Implementing 64 bit atomic counter with 32 bit atomics

Question

This is a known pattern, called a SeqLock. https://en.wikipedia.org/wiki/Seqlock. (With the simplification that there’s only one writer so no extra support for excluding simultaneous writers is needed.)

You don’t need or want the increment of the counter variable itself to use atomic RMW operations. (Unless you’re on a system that can do that cheaply with no extra cost, then you don’t need a SeqLock). You can just load both halves with atomic 32-bit loads, increment it, and atomically store the result. (With cheap relaxed or release memory order, and using a release store for the 2nd counter update).

Similarly the counter also doesn’t need to be an atomic RMW.

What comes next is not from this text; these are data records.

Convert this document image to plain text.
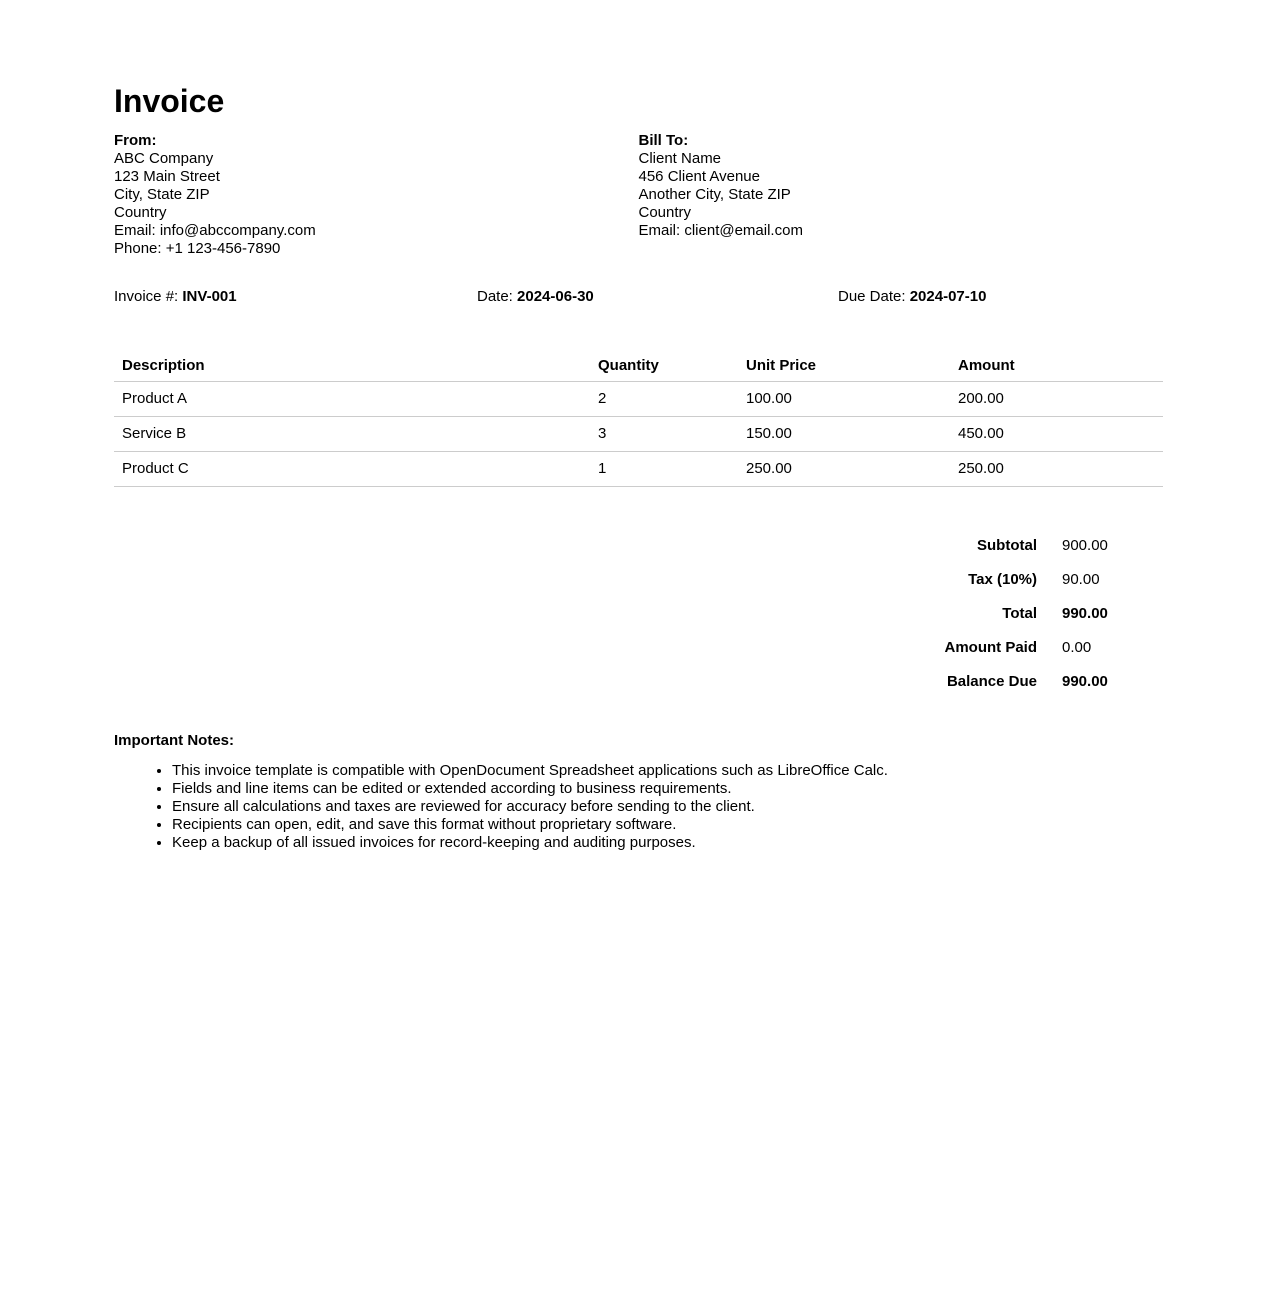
Invoice
From:
ABC Company
123 Main Street
City, State ZIP
Country
Email: info@abccompany.com
Phone: +1 123-456-7890
Bill To:
Client Name
456 Client Avenue
Another City, State ZIP
Country
Email: client@email.com
Invoice #: INV-001	Date: 2024-06-30	Due Date: 2024-07-10
Description	Quantity	Unit Price	Amount
Product A	2	100.00	200.00
Service B	3	150.00	450.00
Product C	1	250.00	250.00
Subtotal 900.00
Tax (10%) 90.00
Total 990.00
Amount Paid 0.00
Balance Due 990.00
Important Notes:
• This invoice template is compatible with OpenDocument Spreadsheet applications such as LibreOffice Calc.
• Fields and line items can be edited or extended according to business requirements.
• Ensure all calculations and taxes are reviewed for accuracy before sending to the client.
• Recipients can open, edit, and save this format without proprietary software.
• Keep a backup of all issued invoices for record-keeping and auditing purposes.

The writer only needs pure loads and pure stores with only release ordering, which are (much) cheaper than atomic RMW, or stores with seq_cst ordering:

load the counter and the value in any order
store a new counter (old+1)
store the new value (or just update the low half if you want to branch on no carry)
store the final counter.

The ordering of the stores in those 3 bullet points are the only thing that matters. A write fence after the first store could be good, because we don’t really want the cost of making both stores of both halves of the value release, on CPUs where that’s more expensive than relaxed.

Unfortunately to satisfy C++ rules, the value has to be atomic<T>, which makes it inconvenient to get the compiler to generate the most efficient code possible for loading both halves. e.g. ARM ldp / stp load-pair might not be atomic, but that doesn’t matter. (And compilers often won’t optimize two separate atomic 32-bit loads into one wider load.)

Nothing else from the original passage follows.